Skip to content
eugeneotto edited this page Jul 20, 2013 · 11 revisions

Parsley is a simple language for extracting structured data from web pages. Parsley consists of a powerful Selector Language wrapped with a JSON Structure that can represent page-wide formatting.

Check out A Simple Tutorial to extract a CSV file of beers by brewery and rating in only a few lines of code.

Parsley has a Command-line Interface, Ruby Bindings, Python Bindings, and a C Interface, and can output to JSON, CSV, and XML.
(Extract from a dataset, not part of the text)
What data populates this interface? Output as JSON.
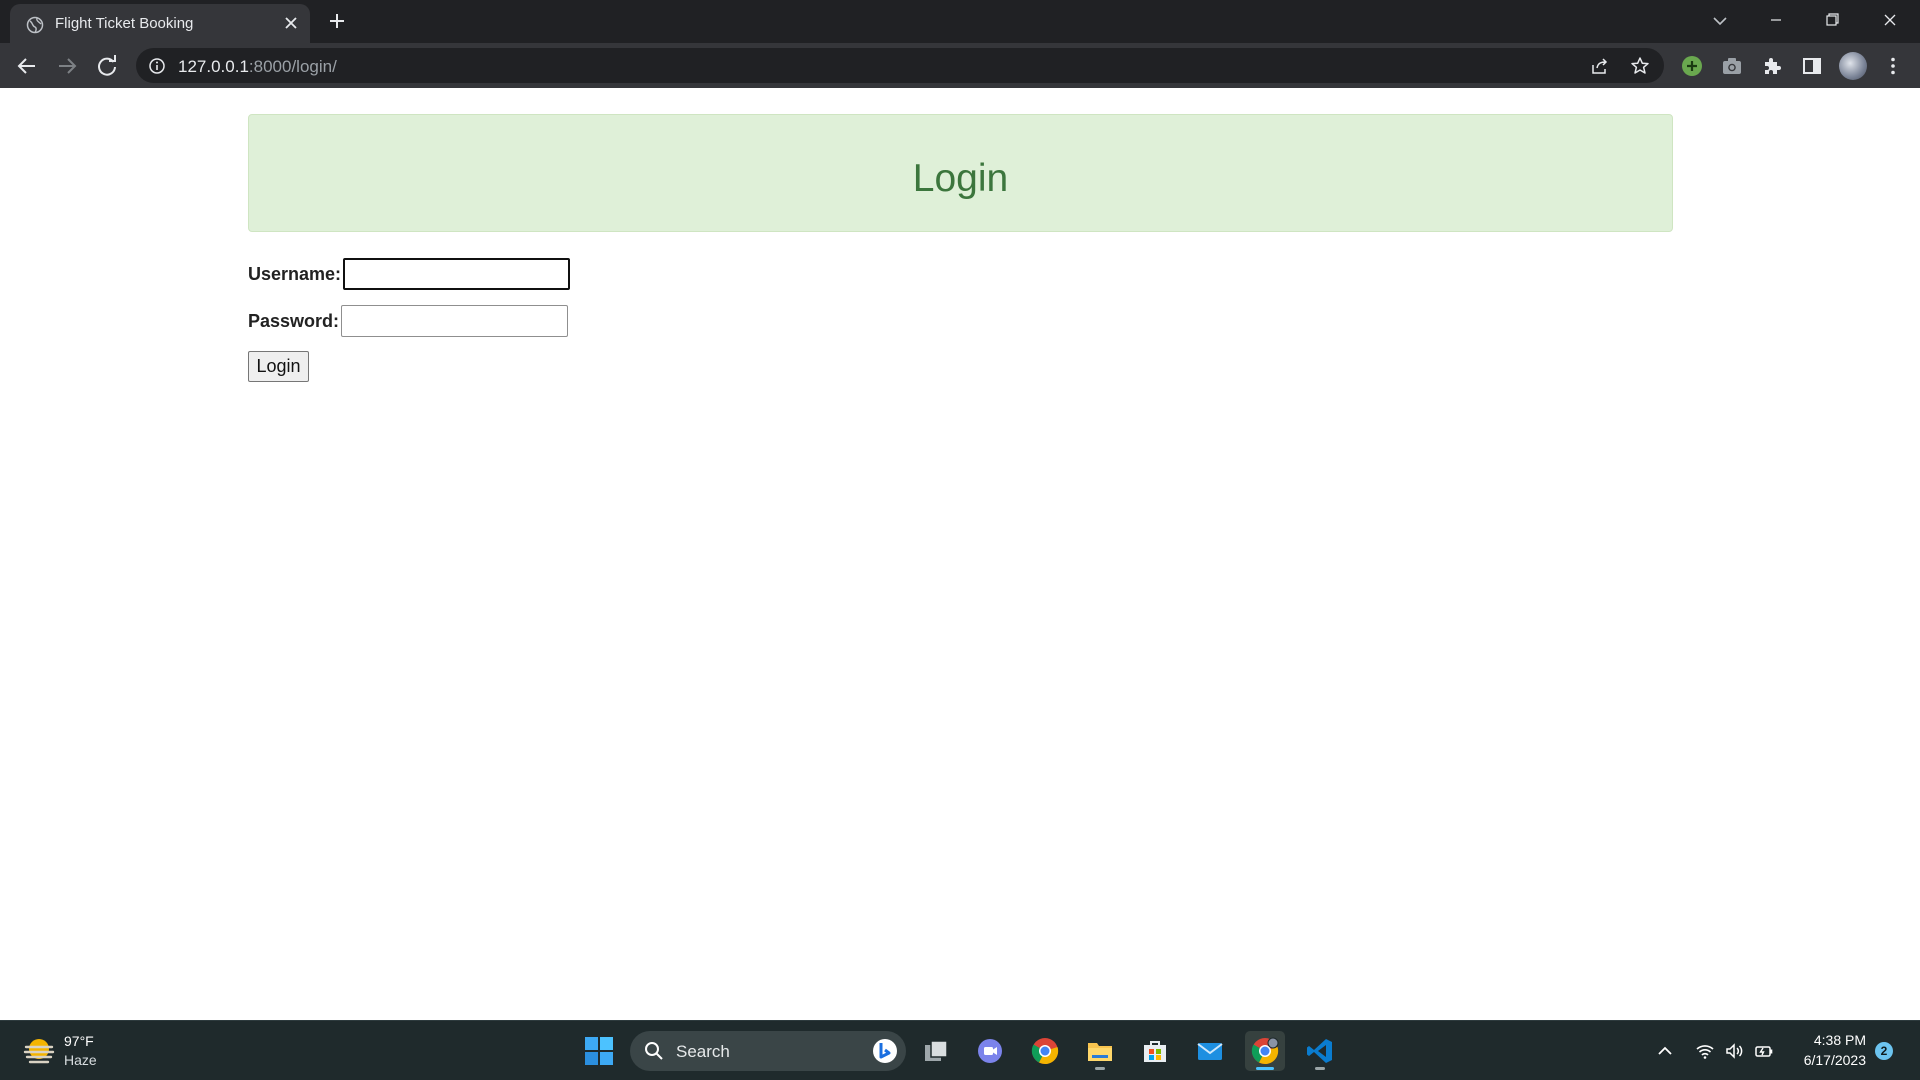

The following parselet parses a Yelp business listing (no endorsement implied).

{
  "name": "h1",
  "phone": "#bizPhone",
  "address": "address",
  "reviews(.review)": [
    {
      "date": ".date",
      "user_name": ".user-name a",
      "comment": "with-newlines(.review_comment)"
    }
  ]
}

You can get JSON out by typing:

sh$: parsley businesses.let http://www.yelp.com/biz/amnesia-san-francisco

To get a site-wide crawl that will dump a businesses.csv, and a reviews.csv (with foreign key to businesses), run:

sh$: csvget --parselet=businesses.let http://www.yelp.com/biz/amnesia-san-francisco

It’s that easy. Get started with Installation Instructions.

Sites are for example purposes. Please obey robots.txt.